STEM women branching out: A community initiative at flinders

Maria B. Parappilly, Karen Burke da Silva


Background: Women are currently under-represented in all areas of Science, Technology, Engineering and Mathematics (STEM). In 2011, only 33% of all tertiary qualifications were awarded to Australian women in STEM fields (Roberts, 2014) The notion that men are more dominant in the field of STEM than women and that STEM women are outside the norm in all their social encounters with their peers remains a common belief (Solomon, 1997). Longstanding stereotypes, as well as a shortage of visible role models, may be contributing factors to this belief. Compared to men, women are less likely to have role models and therefore get limited advice on navigating career development (Macfarlane 1998; Rosser 2004).

Objectives: We aim to help change the stereotype that STEM is predominately for males and that there are very successful females amongst our community.

Method: In August 2015, we initiated a group for young women studying STEM at Flinders University called STEM: Women Branching Out, to support and encourage female students within STEM disciplines, and to provide role models to help motivate young females to stay within their choice of STEM study. We also wanted to increase the visibility and authority of women in science which is a key element in attracting young women to science.

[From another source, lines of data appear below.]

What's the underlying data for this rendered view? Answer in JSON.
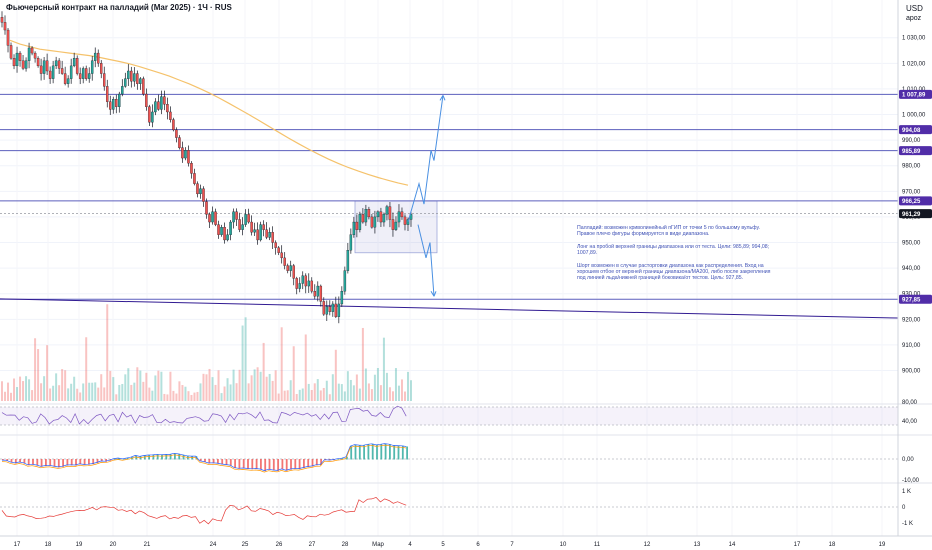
{
  "header": {
    "title": "Фьючерсный контракт на палладий (Mar 2025) · 1Ч · RUS",
    "currency": "USD",
    "currency_sub": "apoz"
  },
  "price_axis": {
    "labels": [
      "1 030,00",
      "1 020,00",
      "1 010,00",
      "1 000,00",
      "990,00",
      "980,00",
      "970,00",
      "960,00",
      "950,00",
      "940,00",
      "930,00",
      "920,00",
      "910,00",
      "900,00"
    ]
  },
  "price_tags": [
    {
      "text": "1 007,89",
      "color": "#512da8"
    },
    {
      "text": "994,08",
      "color": "#512da8"
    },
    {
      "text": "985,89",
      "color": "#512da8"
    },
    {
      "text": "966,25",
      "color": "#512da8"
    },
    {
      "text": "961,29",
      "color": "#131722"
    },
    {
      "text": "927,85",
      "color": "#512da8"
    }
  ],
  "rsi_axis": {
    "labels": [
      "80,00",
      "40,00"
    ]
  },
  "macd_axis": {
    "labels": [
      "0,00",
      "-10,00"
    ]
  },
  "osc_axis": {
    "labels": [
      "1 K",
      "0",
      "-1 K"
    ]
  },
  "time_axis": {
    "labels": [
      "17",
      "18",
      "19",
      "20",
      "21",
      "24",
      "25",
      "26",
      "27",
      "28",
      "Мар",
      "4",
      "5",
      "6",
      "7",
      "10",
      "11",
      "12",
      "13",
      "14",
      "17",
      "18",
      "19"
    ]
  },
  "note": {
    "text": "Палладий: возможен криволинейный пГИП от точки 5 по большому вульфу. Правое плечо фигуры формируется в виде диапазона.\n\nЛонг на пробой верхней границы диапазона или от теста. Цели: 985,89; 994,08; 1007,89.\n\nШорт возможен в случае расторговки диапазона как распределения. Вход на хорошем отбое от верхней границы диапазона/MA200, либо после закрепления под линией льда/нижней границей боковика/от тестов. Цель: 927,85."
  },
  "colors": {
    "up": "#26a69a",
    "down": "#ef5350",
    "levels": "#5c5fbd",
    "ma": "#f5c26b",
    "arrows": "#4a90e2",
    "rsi": "#7e57c2",
    "macd_line": "#2962ff",
    "signal_line": "#ff9800",
    "osc_line": "#e53935"
  },
  "chart_data": {
    "type": "candlestick",
    "title": "Фьючерсный контракт на палладий (Mar 2025) · 1Ч · RUS",
    "y_axis": {
      "ylim": [
        892,
        1042
      ],
      "ticks": [
        1030,
        1020,
        1010,
        1000,
        990,
        980,
        970,
        960,
        950,
        940,
        930,
        920,
        910,
        900
      ]
    },
    "x_axis": {
      "ticks": [
        "17",
        "18",
        "19",
        "20",
        "21",
        "24",
        "25",
        "26",
        "27",
        "28",
        "Мар",
        "4",
        "5",
        "6",
        "7",
        "10",
        "11",
        "12",
        "13",
        "14",
        "17",
        "18",
        "19"
      ]
    },
    "close_series": [
      1036,
      1033,
      1027,
      1022,
      1019,
      1024,
      1021,
      1018,
      1021,
      1026,
      1024,
      1022,
      1019,
      1016,
      1021,
      1017,
      1014,
      1019,
      1021,
      1018,
      1016,
      1012,
      1014,
      1019,
      1022,
      1016,
      1014,
      1018,
      1014,
      1016,
      1021,
      1024,
      1020,
      1016,
      1011,
      1005,
      1002,
      1006,
      1003,
      1008,
      1011,
      1014,
      1017,
      1013,
      1016,
      1012,
      1014,
      1008,
      1003,
      997,
      1001,
      1005,
      1002,
      1007,
      1004,
      1001,
      998,
      994,
      991,
      987,
      983,
      986,
      981,
      977,
      973,
      969,
      971,
      966,
      961,
      958,
      962,
      957,
      953,
      956,
      951,
      953,
      958,
      962,
      959,
      955,
      957,
      961,
      958,
      954,
      955,
      951,
      957,
      955,
      952,
      954,
      950,
      948,
      946,
      944,
      941,
      939,
      941,
      936,
      932,
      934,
      937,
      933,
      935,
      931,
      929,
      933,
      927,
      922,
      925,
      923,
      926,
      921,
      926,
      931,
      939,
      947,
      953,
      958,
      955,
      961,
      958,
      963,
      960,
      956,
      960,
      962,
      958,
      961,
      964,
      959,
      955,
      958,
      962,
      960,
      957,
      959,
      961
    ],
    "ma200": [
      1029,
      1027.5,
      1026.5,
      1025.5,
      1025,
      1024.5,
      1024,
      1023.5,
      1023,
      1022.3,
      1021.5,
      1020.7,
      1019.8,
      1018.7,
      1017.5,
      1016.3,
      1015,
      1013.5,
      1012,
      1010.3,
      1008.5,
      1006.5,
      1004.4,
      1002.2,
      1000,
      997.7,
      995.4,
      993.1,
      990.8,
      988.6,
      986.5,
      984.5,
      982.6,
      980.9,
      979.3,
      977.9,
      976.6,
      975.4,
      974.3,
      973.3,
      972.4
    ],
    "levels": [
      {
        "name": "",
        "value": 1007.89
      },
      {
        "name": "",
        "value": 994.08
      },
      {
        "name": "",
        "value": 985.89
      },
      {
        "name": "",
        "value": 966.25
      },
      {
        "name": "",
        "value": 927.85
      }
    ],
    "range_box": {
      "top": 966.25,
      "bottom": 946
    },
    "support_line": {
      "from": 928,
      "to": 920.5
    },
    "current_price": 961.29,
    "indicators": [
      {
        "name": "",
        "type": "rsi",
        "levels": [
          80,
          40
        ]
      },
      {
        "name": "",
        "type": "macd",
        "levels": [
          0,
          -10
        ]
      },
      {
        "name": "",
        "type": "oscillator",
        "levels": [
          1000,
          0,
          -1000
        ]
      }
    ]
  }
}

Results: We developed an online LMS site and program that has grown from 16 students in the first role-model workshop (August 2015) to 302 within 9 months (June 2016). The students were engaged through activities like LOGO competition, Role-Model workshops, Leadership Laboratory, and Thinker in Residence series. Our commencing undergrad female STEM enrolments have grown by 11% from 2015-2016.

Conclusions: In this paper, we sought to describe the usefulness and need of this type of initiatives by describing unique initiatives aimed at post graduate, undergraduate and high school gives and to provide outcomes we have achieved so far.